Next

While datamixer is fully functional (apart from recursion, see below), some enhancements would make it more full-featured:

  • Iterators as parameters. Functions and other elements often take a constant value as argument. In many cases, these could be replaced with the next value from an iterator. For example, the foreach function takes an integer as its end value. Rather than use a constant for this value, it could use the next value from a random iterator, to generate a different number of values with each call.


  • Recursion: there is not yet a design for recursion. Currently an element with nested elements needs to be built in-memory, and this dataset can get large. For example, in the university example, a semester includes many classes, each of which includes many students. The entire semester needs to be built in memory, before being output. If recursion were supported, a streaming model could be used, where even nested elements were output as they were generated, with no need to manage them in memory. Note that lack of recursion is a problem with XML output but not CSV, since CSV does not supported nested elements.


  • Configuration would benefit from an expression language such as Jakarta Velocity. As well as providing a standard expression syntax, it would add support for constant values declared in one place instead of throughout the code, arithmetic, boolean, etc. expressions, and method calls on Java objects.

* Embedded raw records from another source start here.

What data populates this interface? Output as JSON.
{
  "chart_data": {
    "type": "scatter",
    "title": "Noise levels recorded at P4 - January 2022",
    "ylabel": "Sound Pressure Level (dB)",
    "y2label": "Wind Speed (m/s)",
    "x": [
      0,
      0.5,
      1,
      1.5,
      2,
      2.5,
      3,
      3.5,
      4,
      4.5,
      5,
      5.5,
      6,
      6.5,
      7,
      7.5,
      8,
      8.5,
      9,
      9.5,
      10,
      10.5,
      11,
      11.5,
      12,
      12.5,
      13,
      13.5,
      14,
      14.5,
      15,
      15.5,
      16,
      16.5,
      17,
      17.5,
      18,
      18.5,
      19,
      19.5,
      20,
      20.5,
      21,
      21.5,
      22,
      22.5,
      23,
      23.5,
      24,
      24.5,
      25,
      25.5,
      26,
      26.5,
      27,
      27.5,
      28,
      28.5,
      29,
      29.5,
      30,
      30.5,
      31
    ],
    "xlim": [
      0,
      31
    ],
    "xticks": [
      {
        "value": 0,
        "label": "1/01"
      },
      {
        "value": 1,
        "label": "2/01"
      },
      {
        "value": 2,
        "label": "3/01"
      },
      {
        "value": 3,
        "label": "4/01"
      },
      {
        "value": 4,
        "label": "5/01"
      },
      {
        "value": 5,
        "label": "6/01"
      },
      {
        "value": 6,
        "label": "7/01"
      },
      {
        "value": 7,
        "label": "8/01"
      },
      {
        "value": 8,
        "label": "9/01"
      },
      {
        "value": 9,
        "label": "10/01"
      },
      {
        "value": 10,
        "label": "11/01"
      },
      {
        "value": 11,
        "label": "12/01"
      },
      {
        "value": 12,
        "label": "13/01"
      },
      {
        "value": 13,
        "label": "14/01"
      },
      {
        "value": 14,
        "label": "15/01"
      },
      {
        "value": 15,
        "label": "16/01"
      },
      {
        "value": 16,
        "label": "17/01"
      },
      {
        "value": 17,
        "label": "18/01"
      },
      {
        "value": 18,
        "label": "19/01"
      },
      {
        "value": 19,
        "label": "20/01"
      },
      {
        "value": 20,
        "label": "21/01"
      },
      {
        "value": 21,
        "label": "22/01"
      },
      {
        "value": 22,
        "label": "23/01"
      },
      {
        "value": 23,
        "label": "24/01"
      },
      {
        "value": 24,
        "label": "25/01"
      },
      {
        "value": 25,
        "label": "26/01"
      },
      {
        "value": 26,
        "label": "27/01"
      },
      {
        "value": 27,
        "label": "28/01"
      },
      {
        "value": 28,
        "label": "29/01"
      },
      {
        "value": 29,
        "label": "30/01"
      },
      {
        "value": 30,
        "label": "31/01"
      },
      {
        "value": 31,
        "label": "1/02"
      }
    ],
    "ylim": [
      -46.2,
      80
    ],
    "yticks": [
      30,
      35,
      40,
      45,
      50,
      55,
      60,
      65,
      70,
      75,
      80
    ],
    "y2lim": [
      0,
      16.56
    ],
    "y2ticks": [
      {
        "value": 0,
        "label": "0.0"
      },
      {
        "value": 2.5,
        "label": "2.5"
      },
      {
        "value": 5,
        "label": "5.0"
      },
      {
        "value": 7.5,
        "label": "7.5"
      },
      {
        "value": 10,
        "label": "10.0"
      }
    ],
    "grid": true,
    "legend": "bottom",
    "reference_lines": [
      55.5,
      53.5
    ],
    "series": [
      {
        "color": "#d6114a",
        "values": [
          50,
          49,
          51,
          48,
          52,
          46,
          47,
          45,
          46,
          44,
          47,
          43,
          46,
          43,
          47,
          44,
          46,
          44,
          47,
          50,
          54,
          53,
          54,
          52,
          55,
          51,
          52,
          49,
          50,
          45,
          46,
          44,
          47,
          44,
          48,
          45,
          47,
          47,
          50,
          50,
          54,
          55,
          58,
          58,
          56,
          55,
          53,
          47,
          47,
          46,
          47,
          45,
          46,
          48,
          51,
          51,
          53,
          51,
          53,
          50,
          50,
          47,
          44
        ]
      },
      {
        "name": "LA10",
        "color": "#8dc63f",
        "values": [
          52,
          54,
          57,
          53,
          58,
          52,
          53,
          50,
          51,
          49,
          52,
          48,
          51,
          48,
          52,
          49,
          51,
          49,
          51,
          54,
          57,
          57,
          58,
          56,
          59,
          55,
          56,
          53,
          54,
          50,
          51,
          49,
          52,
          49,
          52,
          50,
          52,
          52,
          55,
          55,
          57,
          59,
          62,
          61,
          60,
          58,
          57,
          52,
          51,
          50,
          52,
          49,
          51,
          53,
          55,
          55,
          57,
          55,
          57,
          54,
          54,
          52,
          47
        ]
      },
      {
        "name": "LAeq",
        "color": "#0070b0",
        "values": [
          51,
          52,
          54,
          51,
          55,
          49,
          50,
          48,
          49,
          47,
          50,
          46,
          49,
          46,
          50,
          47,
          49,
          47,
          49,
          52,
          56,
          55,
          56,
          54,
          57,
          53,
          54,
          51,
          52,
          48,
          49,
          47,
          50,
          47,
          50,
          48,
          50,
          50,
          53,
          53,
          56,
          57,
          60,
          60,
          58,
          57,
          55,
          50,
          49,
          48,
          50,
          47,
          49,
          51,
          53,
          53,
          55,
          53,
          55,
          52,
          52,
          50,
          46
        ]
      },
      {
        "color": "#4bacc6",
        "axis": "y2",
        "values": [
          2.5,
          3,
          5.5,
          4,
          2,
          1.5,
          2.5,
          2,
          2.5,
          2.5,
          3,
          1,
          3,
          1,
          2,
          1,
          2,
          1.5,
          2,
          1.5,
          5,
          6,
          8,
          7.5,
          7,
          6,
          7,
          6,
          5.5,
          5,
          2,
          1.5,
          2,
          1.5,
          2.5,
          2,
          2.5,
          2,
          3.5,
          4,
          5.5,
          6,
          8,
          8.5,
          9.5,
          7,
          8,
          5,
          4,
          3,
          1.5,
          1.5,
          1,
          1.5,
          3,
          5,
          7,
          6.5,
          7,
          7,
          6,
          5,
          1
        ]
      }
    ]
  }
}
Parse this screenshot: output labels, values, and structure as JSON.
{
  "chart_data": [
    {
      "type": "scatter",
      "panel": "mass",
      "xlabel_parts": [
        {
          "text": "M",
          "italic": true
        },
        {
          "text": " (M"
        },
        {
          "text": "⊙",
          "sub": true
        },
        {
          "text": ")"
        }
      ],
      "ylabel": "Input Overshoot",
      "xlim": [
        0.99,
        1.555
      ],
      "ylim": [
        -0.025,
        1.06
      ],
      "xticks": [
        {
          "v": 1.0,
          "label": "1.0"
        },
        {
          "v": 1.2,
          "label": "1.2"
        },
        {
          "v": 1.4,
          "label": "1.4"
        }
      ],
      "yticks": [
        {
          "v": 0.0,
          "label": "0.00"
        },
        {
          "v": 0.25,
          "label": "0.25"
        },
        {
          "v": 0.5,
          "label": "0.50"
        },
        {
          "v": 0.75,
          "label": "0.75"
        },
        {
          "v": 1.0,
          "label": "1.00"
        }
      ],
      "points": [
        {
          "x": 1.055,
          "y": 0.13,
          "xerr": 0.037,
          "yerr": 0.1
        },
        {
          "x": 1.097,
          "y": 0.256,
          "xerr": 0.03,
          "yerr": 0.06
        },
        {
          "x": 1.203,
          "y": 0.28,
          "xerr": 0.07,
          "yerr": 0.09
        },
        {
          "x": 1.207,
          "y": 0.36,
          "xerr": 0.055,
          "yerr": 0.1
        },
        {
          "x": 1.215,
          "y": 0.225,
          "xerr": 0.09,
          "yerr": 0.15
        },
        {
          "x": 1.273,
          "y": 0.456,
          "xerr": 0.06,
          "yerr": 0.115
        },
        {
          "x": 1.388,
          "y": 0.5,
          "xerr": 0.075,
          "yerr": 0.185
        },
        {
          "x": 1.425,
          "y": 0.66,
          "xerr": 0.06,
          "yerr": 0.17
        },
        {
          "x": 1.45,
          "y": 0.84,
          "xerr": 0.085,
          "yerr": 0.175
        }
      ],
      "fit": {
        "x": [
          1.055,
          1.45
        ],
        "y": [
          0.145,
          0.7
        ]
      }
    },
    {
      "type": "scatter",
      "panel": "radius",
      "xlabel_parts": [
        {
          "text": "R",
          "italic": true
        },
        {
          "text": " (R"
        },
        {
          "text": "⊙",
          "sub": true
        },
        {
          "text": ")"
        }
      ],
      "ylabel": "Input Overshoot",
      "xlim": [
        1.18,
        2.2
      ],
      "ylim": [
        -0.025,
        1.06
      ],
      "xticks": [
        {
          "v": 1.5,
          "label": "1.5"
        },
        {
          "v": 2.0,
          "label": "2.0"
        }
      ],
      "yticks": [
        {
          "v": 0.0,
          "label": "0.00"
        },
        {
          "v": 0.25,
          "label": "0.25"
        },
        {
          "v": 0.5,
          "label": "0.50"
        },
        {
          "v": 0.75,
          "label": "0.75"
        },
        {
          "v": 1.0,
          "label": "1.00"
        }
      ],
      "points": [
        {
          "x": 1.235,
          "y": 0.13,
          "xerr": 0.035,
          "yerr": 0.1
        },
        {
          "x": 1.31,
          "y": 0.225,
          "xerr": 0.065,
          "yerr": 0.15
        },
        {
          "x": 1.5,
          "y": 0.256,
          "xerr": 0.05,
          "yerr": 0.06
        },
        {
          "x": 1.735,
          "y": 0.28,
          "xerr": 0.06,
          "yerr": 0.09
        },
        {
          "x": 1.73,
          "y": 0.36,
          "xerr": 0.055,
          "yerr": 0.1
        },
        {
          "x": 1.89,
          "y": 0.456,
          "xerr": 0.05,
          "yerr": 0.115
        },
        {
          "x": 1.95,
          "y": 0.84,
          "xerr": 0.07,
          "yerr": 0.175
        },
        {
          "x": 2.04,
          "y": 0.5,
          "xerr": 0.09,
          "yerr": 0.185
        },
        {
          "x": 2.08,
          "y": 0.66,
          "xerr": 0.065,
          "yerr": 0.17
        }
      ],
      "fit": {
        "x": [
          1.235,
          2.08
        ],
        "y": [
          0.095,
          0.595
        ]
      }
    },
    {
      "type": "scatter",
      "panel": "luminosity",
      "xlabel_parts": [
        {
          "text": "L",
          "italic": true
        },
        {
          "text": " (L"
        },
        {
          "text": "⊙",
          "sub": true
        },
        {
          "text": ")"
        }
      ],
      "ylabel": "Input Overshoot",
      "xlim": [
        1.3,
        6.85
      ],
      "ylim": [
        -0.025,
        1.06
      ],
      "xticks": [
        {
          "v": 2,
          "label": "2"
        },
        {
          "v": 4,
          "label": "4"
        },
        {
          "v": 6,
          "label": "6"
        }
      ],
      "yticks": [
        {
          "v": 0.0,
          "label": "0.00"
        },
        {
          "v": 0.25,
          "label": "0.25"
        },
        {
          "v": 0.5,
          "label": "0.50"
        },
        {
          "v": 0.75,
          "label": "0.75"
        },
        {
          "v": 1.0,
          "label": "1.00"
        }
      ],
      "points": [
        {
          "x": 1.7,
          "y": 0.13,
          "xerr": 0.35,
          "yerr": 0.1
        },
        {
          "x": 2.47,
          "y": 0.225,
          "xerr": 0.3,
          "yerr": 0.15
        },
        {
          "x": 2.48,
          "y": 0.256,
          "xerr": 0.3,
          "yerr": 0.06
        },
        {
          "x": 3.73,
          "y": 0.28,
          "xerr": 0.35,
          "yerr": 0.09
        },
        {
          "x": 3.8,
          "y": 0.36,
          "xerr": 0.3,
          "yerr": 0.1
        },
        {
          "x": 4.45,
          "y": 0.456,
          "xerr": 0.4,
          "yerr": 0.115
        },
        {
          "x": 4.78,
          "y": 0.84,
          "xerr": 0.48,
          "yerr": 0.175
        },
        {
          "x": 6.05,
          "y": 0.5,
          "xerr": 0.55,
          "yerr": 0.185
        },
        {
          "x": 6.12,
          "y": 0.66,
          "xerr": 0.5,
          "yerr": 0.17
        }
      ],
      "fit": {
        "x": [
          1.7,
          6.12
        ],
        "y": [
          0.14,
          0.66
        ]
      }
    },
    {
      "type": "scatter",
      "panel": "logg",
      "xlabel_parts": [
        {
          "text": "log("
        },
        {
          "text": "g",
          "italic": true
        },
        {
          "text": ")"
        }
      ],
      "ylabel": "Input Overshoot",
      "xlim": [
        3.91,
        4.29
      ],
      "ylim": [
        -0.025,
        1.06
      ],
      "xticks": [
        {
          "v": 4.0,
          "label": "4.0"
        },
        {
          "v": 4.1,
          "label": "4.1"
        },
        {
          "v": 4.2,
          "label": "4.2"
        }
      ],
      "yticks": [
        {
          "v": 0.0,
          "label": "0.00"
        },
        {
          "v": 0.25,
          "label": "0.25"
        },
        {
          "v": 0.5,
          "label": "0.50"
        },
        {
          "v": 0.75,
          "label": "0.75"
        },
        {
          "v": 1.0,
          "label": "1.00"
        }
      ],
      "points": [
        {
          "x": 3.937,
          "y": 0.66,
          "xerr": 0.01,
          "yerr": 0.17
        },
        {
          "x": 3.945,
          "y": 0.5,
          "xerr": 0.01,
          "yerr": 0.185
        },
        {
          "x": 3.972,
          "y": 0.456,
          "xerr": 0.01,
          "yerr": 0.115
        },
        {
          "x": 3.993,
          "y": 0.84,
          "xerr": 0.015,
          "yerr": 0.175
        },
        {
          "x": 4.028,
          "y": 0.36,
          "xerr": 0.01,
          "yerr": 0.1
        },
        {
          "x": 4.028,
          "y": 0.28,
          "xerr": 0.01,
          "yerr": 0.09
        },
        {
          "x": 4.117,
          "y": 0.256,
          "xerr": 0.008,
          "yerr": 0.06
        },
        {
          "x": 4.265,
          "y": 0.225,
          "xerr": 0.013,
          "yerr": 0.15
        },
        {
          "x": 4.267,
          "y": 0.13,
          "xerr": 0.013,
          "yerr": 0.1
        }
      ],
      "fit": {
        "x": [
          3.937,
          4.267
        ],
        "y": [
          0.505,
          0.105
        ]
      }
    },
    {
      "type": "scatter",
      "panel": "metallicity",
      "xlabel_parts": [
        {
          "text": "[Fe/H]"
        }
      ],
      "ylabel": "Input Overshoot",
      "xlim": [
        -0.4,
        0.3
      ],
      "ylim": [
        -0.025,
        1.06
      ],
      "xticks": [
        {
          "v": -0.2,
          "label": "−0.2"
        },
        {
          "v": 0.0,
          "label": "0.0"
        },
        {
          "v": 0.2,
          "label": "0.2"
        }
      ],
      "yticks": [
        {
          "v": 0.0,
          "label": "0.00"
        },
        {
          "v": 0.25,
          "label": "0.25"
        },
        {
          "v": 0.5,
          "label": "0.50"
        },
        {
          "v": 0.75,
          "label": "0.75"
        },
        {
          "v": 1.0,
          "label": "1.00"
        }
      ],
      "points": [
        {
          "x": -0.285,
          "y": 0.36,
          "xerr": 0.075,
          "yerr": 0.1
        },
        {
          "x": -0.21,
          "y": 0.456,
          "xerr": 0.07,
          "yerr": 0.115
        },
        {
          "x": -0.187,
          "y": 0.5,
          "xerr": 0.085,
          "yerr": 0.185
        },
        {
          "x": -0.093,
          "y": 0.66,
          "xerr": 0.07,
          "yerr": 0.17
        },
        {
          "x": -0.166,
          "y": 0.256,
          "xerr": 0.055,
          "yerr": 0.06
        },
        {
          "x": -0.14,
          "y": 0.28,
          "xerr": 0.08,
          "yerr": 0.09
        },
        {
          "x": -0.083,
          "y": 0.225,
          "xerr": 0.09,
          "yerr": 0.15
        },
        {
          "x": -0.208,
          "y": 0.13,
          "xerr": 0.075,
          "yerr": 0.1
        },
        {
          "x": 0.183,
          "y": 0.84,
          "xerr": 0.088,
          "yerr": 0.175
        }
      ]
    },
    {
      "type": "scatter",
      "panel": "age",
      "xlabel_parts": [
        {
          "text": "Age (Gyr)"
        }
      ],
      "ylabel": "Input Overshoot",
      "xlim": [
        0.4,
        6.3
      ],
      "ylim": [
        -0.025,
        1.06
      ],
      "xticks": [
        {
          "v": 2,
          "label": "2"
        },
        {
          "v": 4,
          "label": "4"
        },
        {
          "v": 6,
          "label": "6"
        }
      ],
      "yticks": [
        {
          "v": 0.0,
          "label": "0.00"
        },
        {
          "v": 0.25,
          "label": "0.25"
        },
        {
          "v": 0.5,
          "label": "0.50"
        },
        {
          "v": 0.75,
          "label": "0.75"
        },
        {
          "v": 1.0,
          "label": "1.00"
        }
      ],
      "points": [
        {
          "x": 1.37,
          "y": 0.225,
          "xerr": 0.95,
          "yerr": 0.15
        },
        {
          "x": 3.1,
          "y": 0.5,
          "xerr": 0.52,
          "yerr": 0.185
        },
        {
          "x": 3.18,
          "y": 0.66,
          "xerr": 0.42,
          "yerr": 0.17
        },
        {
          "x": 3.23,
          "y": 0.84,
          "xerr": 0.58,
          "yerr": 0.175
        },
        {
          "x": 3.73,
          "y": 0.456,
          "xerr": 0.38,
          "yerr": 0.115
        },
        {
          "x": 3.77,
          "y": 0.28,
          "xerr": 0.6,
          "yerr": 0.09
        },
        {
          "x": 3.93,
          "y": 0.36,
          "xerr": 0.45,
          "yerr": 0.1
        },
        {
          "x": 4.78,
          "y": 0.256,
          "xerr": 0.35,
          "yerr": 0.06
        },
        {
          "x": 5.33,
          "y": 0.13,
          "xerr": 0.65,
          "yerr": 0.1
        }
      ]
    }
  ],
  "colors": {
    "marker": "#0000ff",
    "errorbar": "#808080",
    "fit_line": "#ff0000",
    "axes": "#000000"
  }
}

  • Presentation: currently I/O is supported to the console and to files. A useful addition would be to support the JDBC API, so that values could be read from or written directly to a relational database. It would also be useful to read/write values directly from Java objects via reflection.


  • Design: It takes time to write and maintain a datamixer program in Java. The same is true of XML configuration. A GUI might help. One possibility is to generate datamixer code from a UML class diagram. Classes and data members in the diagram coule be associated with datamixer classes to generate their data. Multiplicities in the diagram could be defined as the range of a synthetic collection, or a function.


  • Languages: Datamixer could easily be ported to other languages such as Perl or C++. As well, scripting languages such as rhino or jython can run directly against the datamixer jarfile.


  • Performance: The current implementation is interpreted and so relatively slow. While small datasets (megabytes) can be generated in a reasonable time, it would take forever to generate gigabytes of data, to load into a database for performance tests. Code generation would result in a faster implementation.